Schnelle Hilfe aus der Luft:
Die Zahl von kommerziell genutzten Drohnen wird künftig stark wachsen – vor allem für den schnellen Transport von Waren. Zu den ersten Anwendungen gehört die medizinische Versorgung von abgelegenen Regionen.
©Westend61/Martin Siepmann
Zwischen dem zentralen Medikamentenlager in der Provinzhauptstadt Mwanza und der Insel Ukerewe im Viktoriasee liegen fünf Stunden Fahrt mit der Fähre – oder 40 Minuten Flugzeit.
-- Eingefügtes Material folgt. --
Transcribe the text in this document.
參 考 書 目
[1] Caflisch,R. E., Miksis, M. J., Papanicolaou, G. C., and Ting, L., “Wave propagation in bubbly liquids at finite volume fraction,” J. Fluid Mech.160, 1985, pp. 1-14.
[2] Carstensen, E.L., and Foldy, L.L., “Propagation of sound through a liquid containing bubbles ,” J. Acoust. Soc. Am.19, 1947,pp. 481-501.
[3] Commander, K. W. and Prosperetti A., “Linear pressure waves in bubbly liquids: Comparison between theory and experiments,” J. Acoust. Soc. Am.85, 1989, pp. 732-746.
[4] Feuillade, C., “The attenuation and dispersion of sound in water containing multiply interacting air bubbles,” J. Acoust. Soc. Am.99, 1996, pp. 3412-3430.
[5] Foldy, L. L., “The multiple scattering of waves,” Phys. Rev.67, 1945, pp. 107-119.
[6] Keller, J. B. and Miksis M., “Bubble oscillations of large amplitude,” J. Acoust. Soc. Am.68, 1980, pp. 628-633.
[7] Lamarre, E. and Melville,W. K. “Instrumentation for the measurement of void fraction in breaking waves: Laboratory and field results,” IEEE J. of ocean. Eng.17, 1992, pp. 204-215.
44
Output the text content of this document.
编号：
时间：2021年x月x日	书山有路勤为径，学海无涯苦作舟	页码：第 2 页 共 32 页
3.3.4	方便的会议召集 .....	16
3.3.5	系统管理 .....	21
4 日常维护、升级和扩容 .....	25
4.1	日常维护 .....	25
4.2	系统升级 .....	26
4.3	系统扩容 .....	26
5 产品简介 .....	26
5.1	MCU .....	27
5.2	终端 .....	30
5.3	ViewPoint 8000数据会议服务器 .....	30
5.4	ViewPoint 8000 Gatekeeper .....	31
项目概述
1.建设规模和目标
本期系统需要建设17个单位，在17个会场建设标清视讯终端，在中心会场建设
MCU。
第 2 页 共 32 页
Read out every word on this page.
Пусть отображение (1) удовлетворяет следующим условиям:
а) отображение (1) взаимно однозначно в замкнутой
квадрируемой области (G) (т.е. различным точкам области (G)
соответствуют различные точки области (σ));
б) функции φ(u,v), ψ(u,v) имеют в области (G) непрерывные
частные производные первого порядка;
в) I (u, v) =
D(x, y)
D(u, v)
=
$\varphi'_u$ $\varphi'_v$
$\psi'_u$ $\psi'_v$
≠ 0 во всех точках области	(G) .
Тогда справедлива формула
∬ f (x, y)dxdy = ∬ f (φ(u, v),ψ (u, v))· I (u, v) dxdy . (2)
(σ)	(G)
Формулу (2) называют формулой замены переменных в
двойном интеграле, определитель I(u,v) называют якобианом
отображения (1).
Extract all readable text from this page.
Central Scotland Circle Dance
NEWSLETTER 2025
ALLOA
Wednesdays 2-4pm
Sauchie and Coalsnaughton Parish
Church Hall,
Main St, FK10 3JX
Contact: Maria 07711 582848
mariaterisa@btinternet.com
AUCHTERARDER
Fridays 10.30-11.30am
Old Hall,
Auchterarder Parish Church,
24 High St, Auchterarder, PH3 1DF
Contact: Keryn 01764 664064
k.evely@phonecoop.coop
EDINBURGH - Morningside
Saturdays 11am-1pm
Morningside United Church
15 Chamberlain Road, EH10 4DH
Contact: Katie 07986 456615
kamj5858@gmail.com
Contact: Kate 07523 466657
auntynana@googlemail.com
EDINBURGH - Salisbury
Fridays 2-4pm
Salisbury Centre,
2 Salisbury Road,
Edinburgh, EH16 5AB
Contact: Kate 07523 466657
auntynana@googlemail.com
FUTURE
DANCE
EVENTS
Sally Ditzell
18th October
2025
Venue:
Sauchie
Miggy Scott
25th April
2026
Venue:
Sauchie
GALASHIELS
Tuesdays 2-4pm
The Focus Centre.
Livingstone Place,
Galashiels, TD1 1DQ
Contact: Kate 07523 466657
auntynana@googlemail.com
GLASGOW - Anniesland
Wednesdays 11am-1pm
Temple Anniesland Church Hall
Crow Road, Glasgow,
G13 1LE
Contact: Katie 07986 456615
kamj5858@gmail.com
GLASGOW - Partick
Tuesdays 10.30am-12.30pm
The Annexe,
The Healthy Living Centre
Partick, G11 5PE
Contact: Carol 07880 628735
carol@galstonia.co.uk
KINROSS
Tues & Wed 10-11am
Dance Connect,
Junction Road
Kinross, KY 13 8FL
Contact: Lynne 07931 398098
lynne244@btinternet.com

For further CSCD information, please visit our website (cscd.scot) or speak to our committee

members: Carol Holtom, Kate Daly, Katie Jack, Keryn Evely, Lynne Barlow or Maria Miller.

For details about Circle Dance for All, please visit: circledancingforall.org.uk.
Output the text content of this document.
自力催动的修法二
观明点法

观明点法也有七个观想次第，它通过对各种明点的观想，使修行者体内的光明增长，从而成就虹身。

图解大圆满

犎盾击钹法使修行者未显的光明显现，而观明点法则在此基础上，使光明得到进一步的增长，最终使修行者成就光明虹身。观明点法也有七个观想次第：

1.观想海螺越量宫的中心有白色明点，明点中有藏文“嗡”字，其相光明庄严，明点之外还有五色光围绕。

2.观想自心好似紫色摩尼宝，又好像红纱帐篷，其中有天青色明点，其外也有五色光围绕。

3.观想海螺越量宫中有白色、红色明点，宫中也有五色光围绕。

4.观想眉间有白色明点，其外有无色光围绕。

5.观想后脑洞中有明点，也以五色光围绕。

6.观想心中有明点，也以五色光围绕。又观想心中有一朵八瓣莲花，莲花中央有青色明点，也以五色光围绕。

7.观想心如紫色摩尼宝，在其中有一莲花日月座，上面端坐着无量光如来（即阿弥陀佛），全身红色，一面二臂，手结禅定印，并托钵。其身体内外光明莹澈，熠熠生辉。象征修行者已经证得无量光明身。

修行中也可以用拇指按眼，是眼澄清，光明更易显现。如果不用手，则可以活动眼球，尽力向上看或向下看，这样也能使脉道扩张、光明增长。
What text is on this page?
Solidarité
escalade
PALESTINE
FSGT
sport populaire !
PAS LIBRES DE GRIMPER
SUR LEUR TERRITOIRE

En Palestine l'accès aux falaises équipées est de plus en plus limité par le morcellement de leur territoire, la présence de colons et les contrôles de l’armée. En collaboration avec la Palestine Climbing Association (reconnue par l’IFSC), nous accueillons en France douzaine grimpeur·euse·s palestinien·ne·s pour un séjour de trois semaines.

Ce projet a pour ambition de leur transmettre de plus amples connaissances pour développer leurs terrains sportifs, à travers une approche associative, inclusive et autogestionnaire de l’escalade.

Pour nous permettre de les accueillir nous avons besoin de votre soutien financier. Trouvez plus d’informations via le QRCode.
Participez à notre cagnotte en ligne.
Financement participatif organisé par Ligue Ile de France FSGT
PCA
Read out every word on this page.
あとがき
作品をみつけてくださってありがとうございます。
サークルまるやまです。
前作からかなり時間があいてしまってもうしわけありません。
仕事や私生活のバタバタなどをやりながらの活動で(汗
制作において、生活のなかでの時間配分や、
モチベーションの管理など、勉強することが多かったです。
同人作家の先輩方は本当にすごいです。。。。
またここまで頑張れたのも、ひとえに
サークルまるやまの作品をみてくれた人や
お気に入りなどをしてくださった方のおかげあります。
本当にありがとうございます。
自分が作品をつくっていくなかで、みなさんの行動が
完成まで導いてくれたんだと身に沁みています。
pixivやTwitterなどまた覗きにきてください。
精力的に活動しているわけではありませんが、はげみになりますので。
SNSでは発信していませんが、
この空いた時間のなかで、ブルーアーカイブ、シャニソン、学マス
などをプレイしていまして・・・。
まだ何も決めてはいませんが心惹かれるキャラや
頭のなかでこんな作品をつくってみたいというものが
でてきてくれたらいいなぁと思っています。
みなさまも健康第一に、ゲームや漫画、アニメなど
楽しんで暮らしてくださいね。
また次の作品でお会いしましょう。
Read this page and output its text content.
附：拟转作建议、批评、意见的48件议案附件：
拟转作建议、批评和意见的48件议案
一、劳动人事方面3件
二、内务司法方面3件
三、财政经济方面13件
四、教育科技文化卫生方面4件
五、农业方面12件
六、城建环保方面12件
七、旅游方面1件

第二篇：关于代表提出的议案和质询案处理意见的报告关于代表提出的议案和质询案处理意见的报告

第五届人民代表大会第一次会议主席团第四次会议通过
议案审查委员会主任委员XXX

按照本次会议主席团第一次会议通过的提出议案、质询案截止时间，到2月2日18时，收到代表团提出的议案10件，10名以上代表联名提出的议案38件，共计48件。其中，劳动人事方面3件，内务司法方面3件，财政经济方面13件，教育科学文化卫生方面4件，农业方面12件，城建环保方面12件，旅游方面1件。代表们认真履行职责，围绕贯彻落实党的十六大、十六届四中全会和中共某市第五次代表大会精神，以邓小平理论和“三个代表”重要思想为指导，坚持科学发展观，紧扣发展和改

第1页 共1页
So schnell ist der Wingcopter, mit dem das gleichnamige hessische Drohnen-Start-up, die Deutsche Gesellschaft für Internationale Zusammenarbeit (GIZ) und Paketriese DHL 2018 in Tansania die medizinische Versorgung von abgelegenen Regionen erprobt haben. Solche Transportdrohnen können Leben retten, etwa indem sie Gegengift bei Schlangenbissen rechtzeitig liefern und helfen, Kühlketten einzuhalten. Das ist auch Voraussetzung für den Transport von Covid-19-Impfstoffen, in den Wingcopter einsteigen will. Das Start-up profitiert dabei von seiner Erfahrung: 2019 in Vanuatu, einem südpazifischen Inselstaat, und in einem laufenden Projekt in Malawi hat das Unternehmen bereits Impfstoffe ausgeliefert. Die Hessen bauen gerade die nötige Infrastruktur für den Vakzin-Transport auf. Zudem wollen sie die Serienfertigung ihres Senkrechtstarters starten, der mit schwenkbaren Rotoren und fixen Flügeln größere Distanzen schnell und effizient wie ein Flugzeug zurücklegt: Der Wingcopter kommt so mit geladenem Impfstoff 100 Kilometer weit und damit rund fünf Mal weiter als herkömmliche Drohnen.
Bis ans Ende der Welt: Medizinische Drohneneinsätze ermöglichen eine Medikamentenversorgung selbst in den entlegensten Regionen mit nur rudimentärer Infrastruktur.